The marauding run preceding his eighth-minute opener has become his trademark and left various Southampton players chasing shadows, while the finish that followed improved upon the missile dispatched past Swansea last week.

In marked contrast to his fellow goalscorer, however, Lukaku has faltered of late, but his match-winning strike at the end of a flowing move demonstrated the wonders a goal can do for a striker's confidence.

Before the goal, Lukaku gave a passable impression of man with concrete boots. Yet he was a player reborn afterwards -- the burly Belgian twice came close to adding to his tally. One jinking run, in particular, was a thing of beauty and embarrassed one or two of those in red.

With goalscorers Lukaku (loan) and Coleman (60,000 pounds) highlighting the value of astute transfer business, it was another player acquired on the cheap who stood out in this hard-fought encounter.

Shorn of the defensive qualities of hamstrung captain Jagielka, Everton called on Antolin Alcaraz, and the summer signing did not disappoint. Sidelined by countless injuries since joining on a free transfer, this was Alcaraz's first competitive action in five months.

Fortunately, despite the lack of match practice, Alcaraz slotted seamlessly into the heart of the defence, demonstrating a sound reading of the game and an calmness on the ball that is missing in several of his defensive colleagues.

Nevertheless, although Alcaraz ensured life without Jagielka was not the grim prospect it might have been, the absence of others told as the match wore on. Barry and Howard are surely shoe-ins for Wednesday's trip to Stoke.

Goalkeeper Joel Robles was one of the unfortunate understudies unable to stake a claim -- the equalising goal highlighted the gulf between Howard and his competition. The ball moved in the air initially, but the well-struck effort beat Robles with alarming ease.

The void left by Barry also became painfully apparent, eventually, as the away side began to dictate play in the midfield of the park, especially during the second half. His replacement, Leon Osman, has served the club well, but his influence is undergoing a sustained decline.
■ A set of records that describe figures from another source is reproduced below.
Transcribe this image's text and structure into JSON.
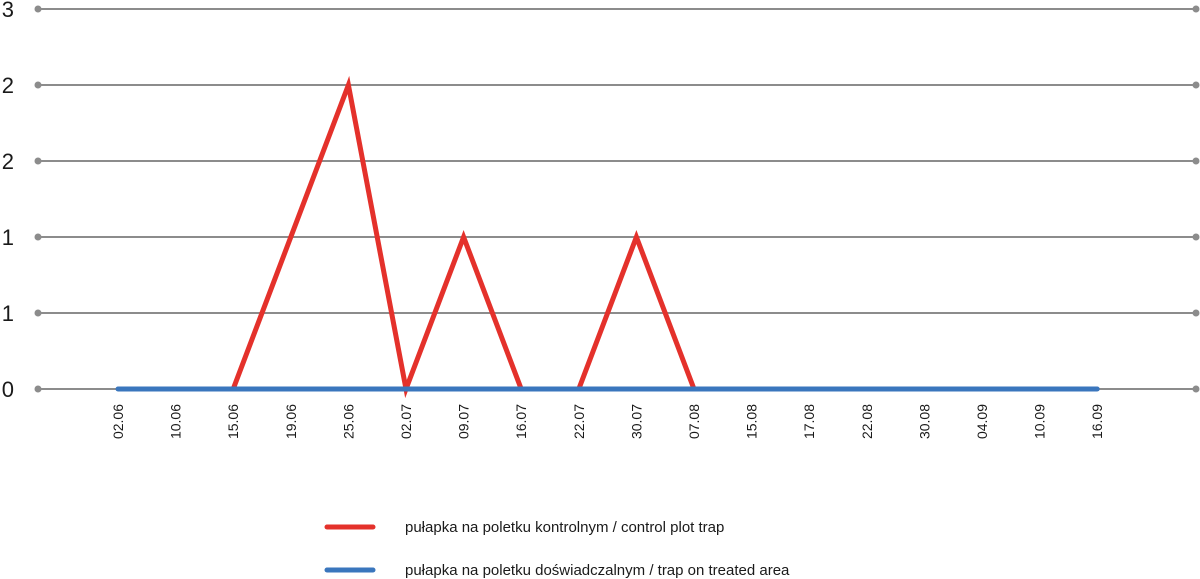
{
  "chart_data": {
    "type": "line",
    "title": "",
    "xlabel": "",
    "ylabel": "",
    "x": [
      "02.06",
      "10.06",
      "15.06",
      "19.06",
      "25.06",
      "02.07",
      "09.07",
      "16.07",
      "22.07",
      "30.07",
      "07.08",
      "15.08",
      "17.08",
      "22.08",
      "30.08",
      "04.09",
      "10.09",
      "16.09"
    ],
    "y_tick_labels": [
      "0",
      "1",
      "1",
      "2",
      "2",
      "3"
    ],
    "ylim": [
      0,
      2.5
    ],
    "grid": true,
    "legend_position": "bottom-center",
    "series": [
      {
        "name": "pułapka na poletku kontrolnym / control plot trap",
        "color": "#e4312b",
        "values": [
          null,
          null,
          0,
          1,
          2,
          0,
          1,
          0,
          0,
          1,
          0,
          null,
          null,
          null,
          null,
          null,
          null,
          null
        ]
      },
      {
        "name": "pułapka na poletku doświadczalnym / trap on treated area",
        "color": "#3a76bd",
        "values": [
          0,
          0,
          0,
          0,
          0,
          0,
          0,
          0,
          0,
          0,
          0,
          0,
          0,
          0,
          0,
          0,
          0,
          0
        ]
      }
    ]
  }
}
The Boxing Day error against Sunderland clearly played on his mind in a nervous, subdued showing.

Still, there was one positive to emerge from the absence of Barry, and that was the display of James McCarthy. Showing maturity beyond his years, the 23-year old has flourished since following Martinez from Wigan. Furthermore, his vision and awareness for the second goal highlighted rarely seen creative ability.

Elsewhere, the comeback of Leighton Baines boosted the team, even if his stand-in Bryan Oviedo struggled ahead of him on the left of midfield -- both Everton and Baines improved when Pienaar entered and the duo combined expertly in the build-up to the winning goal.

Many feared the worst when news of all the missing players filtered through -- I know I did -- but the will to win evident against an impressive Southampton side was further testament to the positive feel around the club. Regardless of who plays, the manager and those he sends onto the pitch believe they can win.